Having a low level of tumor mutation improves immunotherapy treatment response and survival time in patients with recurrent glioblastoma, suggests research led by Duke University.
The team hopes this insight could help clinicians target immunotherapy better to tumors most likely to respond.
An interesting finding from the study was that this improved response was only seen in patients with recurrent tumors and not those with newly diagnosed disease, suggesting that something happens to the patient’s immune response during initial treatment.
“This suggests that chemotherapy, which is the standard of care for newly diagnosed glioblastoma, might be altering the inflammatory response in these tumors,” said David Ashley, M.D., Ph.D., a professor at Duke University School of Medicine who led the research.
Glioblastoma has a poor prognosis and is often fatal. It also has an almost 100% recurrence rate, despite early, aggressive chemotherapy treatments.
However, some recent trials of immunotherapy treatments have shown that 10-20% of patients with recurrent tumors do respond well to treatment and survive significantly longer than other patients with the aggressive brain cancer.
“We’ve had some success with several different immunotherapies, including the poliovirus therapy developed at Duke,” noted Ashley.
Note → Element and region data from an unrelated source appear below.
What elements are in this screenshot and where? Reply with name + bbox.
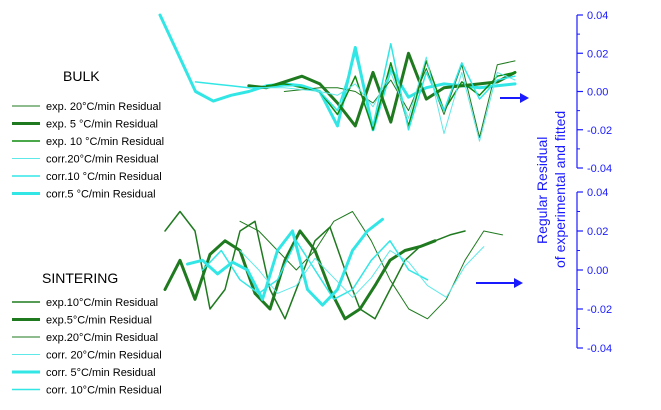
series-line-sint_exp20 [239, 211, 503, 320]
sintering-y-axis: 0.04 0.02 0.00 -0.02 -0.04 [576, 187, 612, 355]
y-tick-label: 0.00 [587, 87, 608, 99]
y-tick-label: 0.02 [587, 226, 608, 238]
sintering-arrow [476, 278, 523, 288]
y-tick-label: -0.04 [587, 343, 612, 355]
series-line-sint_exp5 [163, 229, 437, 321]
sintering-series-group [163, 210, 503, 321]
bulk-group-label: BULK [63, 68, 100, 84]
legend-label: corr. 5°C/min Residual [46, 367, 156, 379]
series-line-sint_exp10 [164, 210, 466, 320]
bulk-legend: exp. 20°C/min Residual exp. 5 °C/min Resi… [12, 101, 164, 201]
series-line-sint_corr20 [239, 246, 485, 298]
y-tick-label: 0.00 [587, 265, 608, 277]
axis-title-line1: Regular Residual [534, 137, 550, 244]
legend-label: corr.20°C/min Residual [46, 154, 159, 166]
y-tick-label: -0.02 [587, 125, 612, 137]
legend-label: exp. 10 °C/min Residual [46, 136, 164, 148]
axis-title-line2: of experimental and fitted [552, 111, 568, 268]
legend-label: corr.5 °C/min Residual [46, 189, 156, 201]
sintering-legend: exp.10°C/min Residual exp.5°C/min Residua… [12, 297, 162, 397]
legend-label: corr.10 °C/min Residual [46, 171, 162, 183]
y-tick-label: 0.04 [587, 187, 608, 199]
bulk-arrow [500, 93, 529, 103]
y-tick-label: -0.02 [587, 304, 612, 316]
legend-label: exp. 5 °C/min Residual [46, 119, 158, 131]
legend-label: exp.20°C/min Residual [46, 332, 158, 344]
y-tick-label: 0.02 [587, 48, 608, 60]
legend-label: exp.5°C/min Residual [46, 315, 152, 327]
series-line-bulk_corr10 [194, 42, 516, 131]
legend-label: exp.10°C/min Residual [46, 297, 158, 309]
series-line-bulk_corr20 [266, 56, 516, 142]
series-line-sint_corr5 [186, 217, 384, 307]
bulk-y-axis: 0.04 0.02 0.00 -0.02 -0.04 [576, 10, 612, 175]
y-tick-label: -0.04 [587, 163, 612, 175]
sintering-group-label: SINTERING [42, 270, 118, 286]
legend-label: corr. 20°C/min Residual [46, 350, 162, 362]
legend-label: corr. 10°C/min Residual [46, 385, 162, 397]
legend-label: exp. 20°C/min Residual [46, 101, 161, 113]
y-tick-label: 0.04 [587, 10, 608, 22]
bulk-series-group [158, 13, 517, 142]
series-line-sint_corr10 [201, 240, 429, 301]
In some other cancers, tumors with higher levels of mutations have proved more difficult to treat than those with lower levels. To investigate if this is true for recurrent glioblastoma, Ashley and colleagues carried out genomic analysis on recurrent glioblastoma tumor samples taken before treatment with recombinant polio virotherapy or immune checkpoint blockade and compared them with samples from newly diagnosed patients with the brain cancer.
As reported in the journal Nature Communications, a common finding was that recurrent patients with low tumor mutation burden responded best to either treatment. They had survival times of more than 20 months compared with a median survival of around 12 months for all recurrent glioblastoma patients.
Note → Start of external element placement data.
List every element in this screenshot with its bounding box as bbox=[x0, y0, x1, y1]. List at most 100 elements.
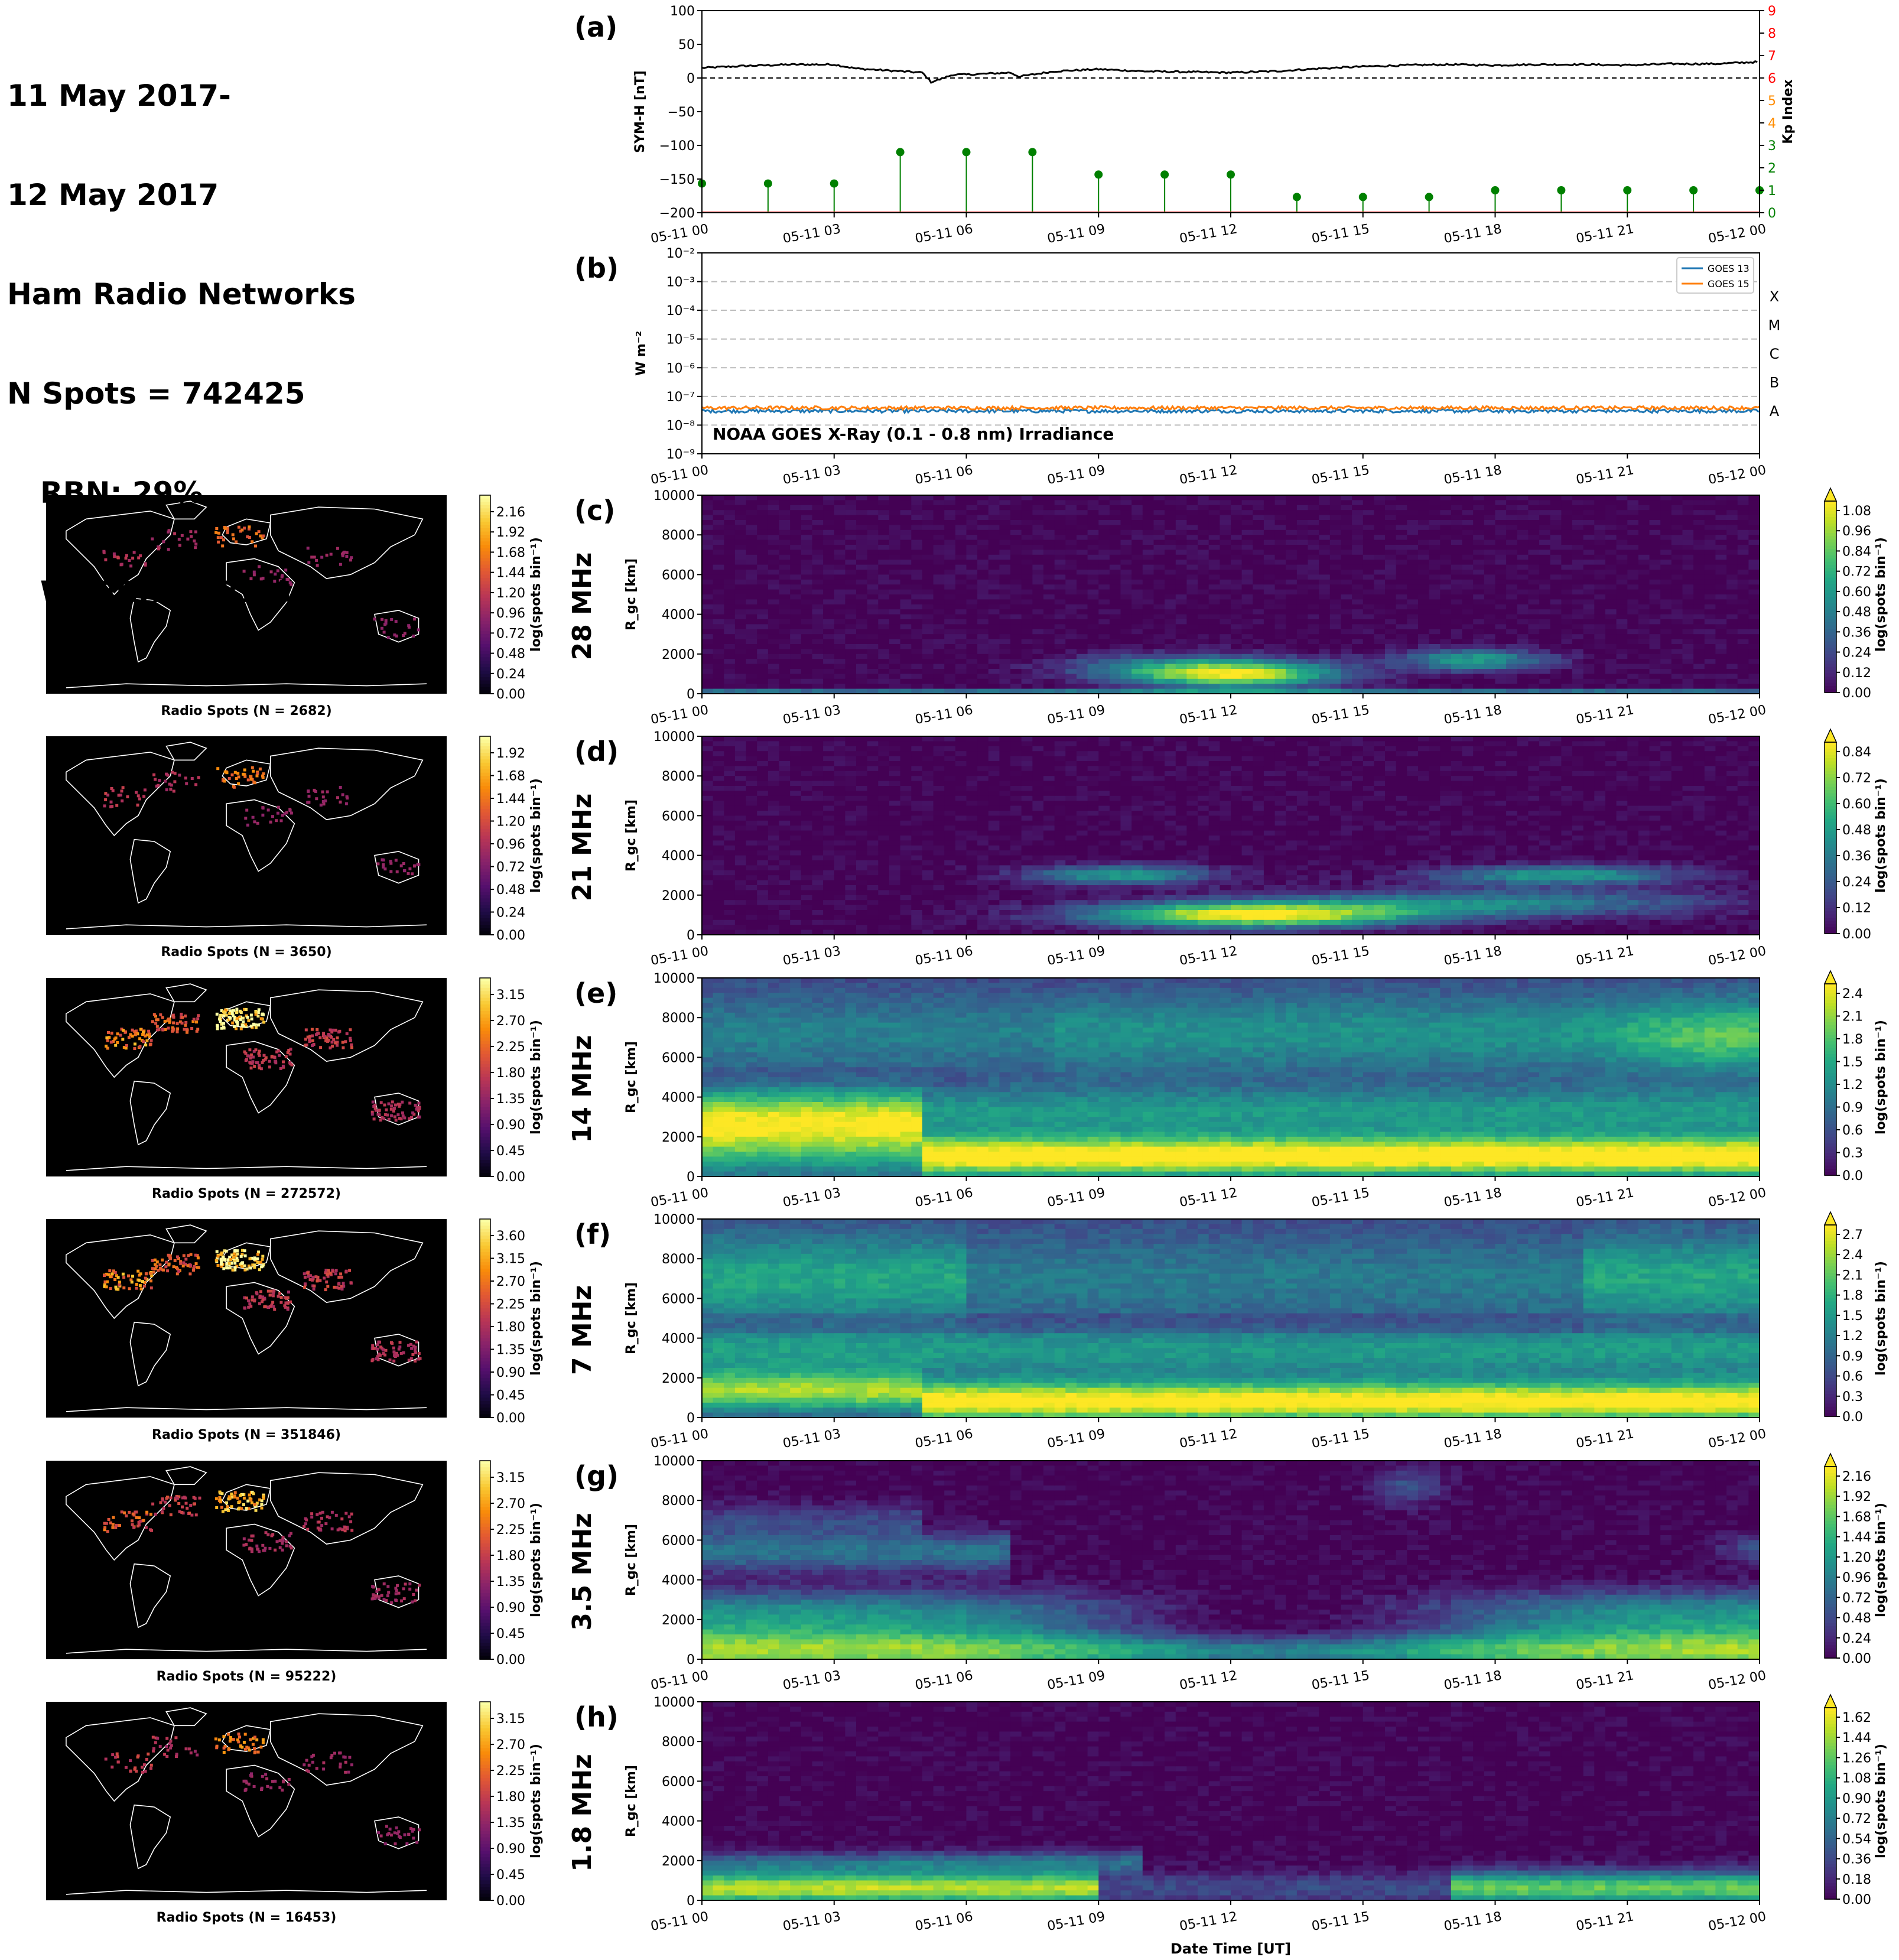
heat-cell bbox=[1209, 520, 1220, 525]
heat-cell bbox=[746, 649, 757, 654]
heat-cell bbox=[1748, 520, 1760, 525]
heat-cell bbox=[967, 584, 978, 590]
heat-cell bbox=[713, 560, 724, 565]
heat-cell bbox=[713, 771, 724, 776]
heat-cell bbox=[1440, 525, 1451, 530]
heat-cell bbox=[724, 615, 735, 620]
heat-cell bbox=[1495, 629, 1507, 635]
heat-cell bbox=[823, 796, 834, 801]
heat-cell bbox=[1594, 609, 1605, 615]
heat-cell bbox=[801, 580, 812, 585]
heat-cell bbox=[1715, 639, 1726, 645]
heat-cell bbox=[768, 525, 779, 530]
heat-cell bbox=[768, 885, 779, 890]
heat-cell bbox=[779, 870, 791, 876]
heat-cell bbox=[944, 684, 955, 689]
heat-cell bbox=[967, 555, 978, 560]
heat-cell bbox=[1065, 679, 1077, 684]
heat-cell bbox=[878, 520, 889, 525]
heat-cell bbox=[1010, 574, 1022, 580]
heat-cell bbox=[955, 674, 967, 679]
heat-cell bbox=[1231, 639, 1242, 645]
heat-cell bbox=[934, 644, 945, 649]
heat-cell bbox=[1275, 530, 1286, 535]
heat-cell bbox=[713, 545, 724, 550]
heat-cell bbox=[768, 815, 779, 821]
heat-cell bbox=[1055, 535, 1066, 540]
heat-cell bbox=[1495, 594, 1507, 600]
heat-cell bbox=[1209, 545, 1220, 550]
heat-cell bbox=[768, 890, 779, 895]
heat-cell bbox=[1650, 525, 1661, 530]
heat-cell bbox=[1672, 615, 1683, 620]
heat-cell bbox=[834, 639, 846, 645]
y-tick-label: 10⁻⁹ bbox=[666, 447, 695, 462]
heat-cell bbox=[735, 520, 746, 525]
map-colorbar-tick-label: 0.72 bbox=[496, 626, 525, 641]
heat-cell bbox=[977, 639, 988, 645]
heat-cell bbox=[1561, 669, 1572, 674]
heat-cell bbox=[724, 786, 735, 791]
heat-cell bbox=[988, 500, 1000, 505]
heat-cell bbox=[1220, 615, 1231, 620]
heat-cell bbox=[1418, 664, 1429, 669]
colorbar-cell bbox=[1825, 587, 1836, 591]
heat-cell bbox=[757, 776, 768, 781]
heat-cell bbox=[1022, 629, 1033, 635]
heat-cell bbox=[702, 796, 713, 801]
heat-cell bbox=[1330, 679, 1341, 684]
heat-cell bbox=[1176, 684, 1187, 689]
heat-cell bbox=[1110, 664, 1121, 669]
heat-cell bbox=[1374, 550, 1385, 555]
heat-cell bbox=[1462, 560, 1474, 565]
heat-cell bbox=[1110, 674, 1121, 679]
heat-cell bbox=[746, 535, 757, 540]
heat-cell bbox=[1198, 570, 1209, 575]
heat-cell bbox=[856, 771, 867, 776]
heat-cell bbox=[1253, 530, 1264, 535]
heat-cell bbox=[1010, 565, 1022, 570]
heat-cell bbox=[967, 599, 978, 604]
heat-cell bbox=[1550, 615, 1562, 620]
heat-cell bbox=[845, 540, 856, 545]
heat-cell bbox=[944, 664, 955, 669]
y-tick-label: 0 bbox=[687, 71, 695, 86]
heat-cell bbox=[1363, 535, 1374, 540]
heat-cell bbox=[1550, 525, 1562, 530]
y-tick-label: 10⁻² bbox=[666, 246, 695, 261]
heat-cell bbox=[845, 850, 856, 856]
heat-cell bbox=[1539, 624, 1550, 629]
heat-cell bbox=[1231, 644, 1242, 649]
heat-cell bbox=[922, 565, 934, 570]
heat-cell bbox=[1043, 619, 1055, 625]
heat-cell bbox=[779, 510, 791, 515]
heat-cell bbox=[768, 604, 779, 610]
heat-cell bbox=[779, 850, 791, 856]
heat-cell bbox=[944, 634, 955, 639]
heat-cell bbox=[790, 500, 801, 505]
map-colorbar-cell bbox=[480, 502, 490, 505]
heat-cell bbox=[1683, 535, 1694, 540]
heat-cell bbox=[779, 565, 791, 570]
heat-cell bbox=[1264, 565, 1275, 570]
heat-cell bbox=[724, 825, 735, 831]
heat-cell bbox=[779, 880, 791, 886]
heat-cell bbox=[922, 615, 934, 620]
heat-cell bbox=[735, 565, 746, 570]
heat-cell bbox=[1429, 615, 1440, 620]
heat-cell bbox=[1010, 495, 1022, 500]
heat-cell bbox=[768, 865, 779, 870]
colorbar-cell bbox=[1825, 520, 1836, 524]
heat-cell bbox=[1715, 629, 1726, 635]
heat-cell bbox=[1473, 515, 1484, 521]
heat-cell bbox=[757, 856, 768, 861]
heat-cell bbox=[1143, 495, 1154, 500]
heat-cell bbox=[867, 865, 879, 870]
heat-cell bbox=[1352, 530, 1363, 535]
heat-cell bbox=[1650, 590, 1661, 595]
heat-cell bbox=[1705, 584, 1716, 590]
heat-cell bbox=[1010, 634, 1022, 639]
heat-cell bbox=[1726, 530, 1738, 535]
heat-cell bbox=[834, 796, 846, 801]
Notably, a link between tumor mutation burden and treatment response was not seen in glioblastoma patients who were being treated for the first time. When the team compared tumor samples from these patients with those in the recurrent group who had low numbers of tumor mutations they found that samples from recurrent patients had higher levels of inflammation-association gene expression.
“Together these findings imply that increased survival of immunotherapy-treated glioblastoma patients with very low tumor mutation burden is due to immunotherapy response,” write the authors. In other words, the higher level of inflammation in these tumors makes them more susceptible to treatment with immunotherapy.
The researchers now plan to validate their results in further studies and also to investigate how initial chemotherapy treatment might change immune-related gene expression in the tumors and assess if this happens in other cancers.